Softmax is not Enough (for Sharp Size Generalisation)
Petar Veličković, Christos Perivolaropoulos, Federico Barbero, Razvan Pascanu
TL;DR
This work shows that softmax-based attention cannot sustain sharp computations as input size grows, proving that attention coefficients must disperse to near-uniform with increasing tokens. It introduces adaptive temperature, an entropy-guided inference-time mechanism that adjusts softmax temperature to sharpen selections while maintaining efficiency via streaming entropy computation. Empirical results on Max Retrieval and CLRS-Text demonstrate improvements in sharpness and accuracy on larger inputs, highlighting practical gains and remaining limitations. The findings motivate exploring non-softmax or hybrid attention mechanisms to achieve robust long-input generalisation in reasoning systems.
Abstract
A key property of reasoning systems is the ability to make sharp decisions on their input data.

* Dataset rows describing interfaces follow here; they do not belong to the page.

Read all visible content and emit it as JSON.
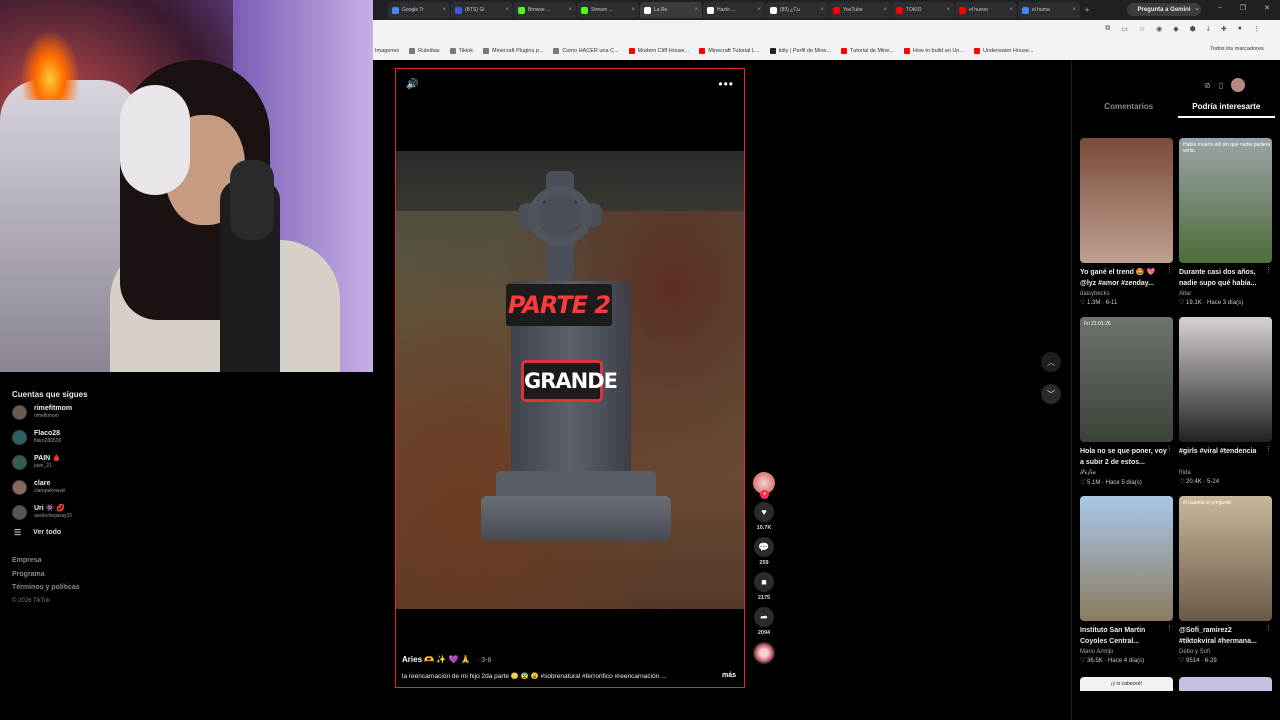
{
  "browser": {
    "tabs": [
      {
        "label": "Google Tr",
        "color": "#4285f4"
      },
      {
        "label": "(BTS) Gi",
        "color": "#3b5bdb"
      },
      {
        "label": "Browse ...",
        "color": "#53fc18"
      },
      {
        "label": "Stream ...",
        "color": "#53fc18"
      },
      {
        "label": "La Re",
        "color": "#ffffff",
        "active": true
      },
      {
        "label": "Hazlo ...",
        "color": "#ffffff"
      },
      {
        "label": "(89) ¿Cu",
        "color": "#ffffff"
      },
      {
        "label": "YouTube",
        "color": "#ff0000"
      },
      {
        "label": "TOKIO",
        "color": "#ff0000"
      },
      {
        "label": "el huevo",
        "color": "#ff0000"
      },
      {
        "label": "el huma",
        "color": "#4285f4"
      }
    ],
    "new_tab": "+",
    "ask_gemini": "Pregunta a Gemini",
    "window_controls": [
      "⌄",
      "–",
      "❐",
      "✕"
    ],
    "bookmarks": [
      {
        "label": "Imagenes",
        "color": ""
      },
      {
        "label": "Ruletitas",
        "color": "#777"
      },
      {
        "label": "Tiktok",
        "color": "#777"
      },
      {
        "label": "Minecraft Plugins p...",
        "color": "#777"
      },
      {
        "label": "Como HACER una C...",
        "color": "#777"
      },
      {
        "label": "Modern Cliff House...",
        "color": "#ff0000"
      },
      {
        "label": "Minecraft Tutorial L...",
        "color": "#ff0000"
      },
      {
        "label": "kitty | Perfil de Mine...",
        "color": "#222"
      },
      {
        "label": "Tutorial de Mine...",
        "color": "#ff0000"
      },
      {
        "label": "How to build an Un...",
        "color": "#ff0000"
      },
      {
        "label": "Underwater House...",
        "color": "#ff0000"
      }
    ],
    "all_bookmarks": "Todos los marcadores"
  },
  "sidebar": {
    "heading": "Cuentas que sigues",
    "accounts": [
      {
        "name": "rimefitmom",
        "handle": "rimefitmom",
        "color": "#6b5a4e"
      },
      {
        "name": "Flaco28",
        "handle": "flako280536",
        "color": "#2c5f66"
      },
      {
        "name": "PAIN 🩸",
        "handle": "pain_21",
        "color": "#345f4a"
      },
      {
        "name": "clare",
        "handle": "clarepekowski",
        "color": "#8a6a5a"
      },
      {
        "name": "Uri 👾 💋",
        "handle": "axelechegaray15",
        "color": "#555"
      }
    ],
    "see_all": "Ver todo",
    "footer": [
      "Empresa",
      "Programa",
      "Términos y políticas"
    ],
    "copyright": "© 2026 TikTok"
  },
  "video": {
    "label_parte": "PARTE 2",
    "label_grande": "GRANDE",
    "username": "Aries 🫶 ✨ 💜 🙏",
    "date": "· 3-8",
    "caption": "la reencarnación de mi hijo 2da parte 😳 😨 😮 #sobrenatural #terrorifico #reencarnación ...",
    "more": "más",
    "likes": "10.7K",
    "comments": "259",
    "saves": "2175",
    "shares": "2094"
  },
  "right_panel": {
    "tab_comments": "Comentarios",
    "tab_interest": "Podría interesarte",
    "cards": [
      {
        "title": "Yo gané el trend 🤩 💖 @lyz #amor #zenday...",
        "author": "daisybecks",
        "meta": "♡ 1.3M · 6-11",
        "overlay": "",
        "c1": "#7a4a3a",
        "c2": "#c0a090"
      },
      {
        "title": "Durante casi dos años, nadie supo qué había...",
        "author": "Altar",
        "meta": "♡ 19.1K · Hace 3 día(s)",
        "overlay": "Había muerto allí sin que nadie pudiera verla.",
        "c1": "#9aa3a8",
        "c2": "#4f6d3a"
      },
      {
        "title": "Hola no se que poner, voy a subir 2 de estos...",
        "author": "𝓢𝓸𝓯𝓲𝓪",
        "meta": "♡ 5.1M · Hace 5 día(s)",
        "overlay": "Fri 21:01:26",
        "c1": "#6e746d",
        "c2": "#3b4238"
      },
      {
        "title": "#girls #viral #tendencia",
        "author": "frida",
        "meta": "♡ 20.4K · 5-24",
        "overlay": "",
        "c1": "#d8d2d0",
        "c2": "#222"
      },
      {
        "title": "Instituto San Martin Coyoles Central...",
        "author": "Mario Armijo",
        "meta": "♡ 36.5K · Hace 4 día(s)",
        "overlay": "",
        "c1": "#a8c8e8",
        "c2": "#8a7a60"
      },
      {
        "title": "@Sofi_ramirez2 #tiktokviral #hermana...",
        "author": "Debo y Sofi",
        "meta": "♡ 9514 · 6-29",
        "overlay": "él cuando le pregunté",
        "c1": "#c8b89a",
        "c2": "#6a5848"
      }
    ],
    "peek_left": "¡y lo cabeceé!",
    "peek_right": ""
  }
}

For contemporary AI systems, a key carrier of sharp behaviour is the softmax function, with its capability to perform differentiable query-key lookups. It is a common belief that the predictive power of networks leveraging softmax arises from "circuits" which sharply perform certain kinds of computations consistently across many diverse inputs. However, for these circuits to be robust, they would need to generalise well to arbitrary valid inputs. In this paper, we dispel this myth: even for tasks as simple as finding the maximum key, any learned circuitry must disperse as the number of items grows at test time. We attribute this to a fundamental limitation of the softmax function to robustly approximate sharp functions with increasing problem size, prove this phenomenon theoretically, and propose adaptive temperature as an ad-hoc technique for improving the sharpness of softmax at inference time.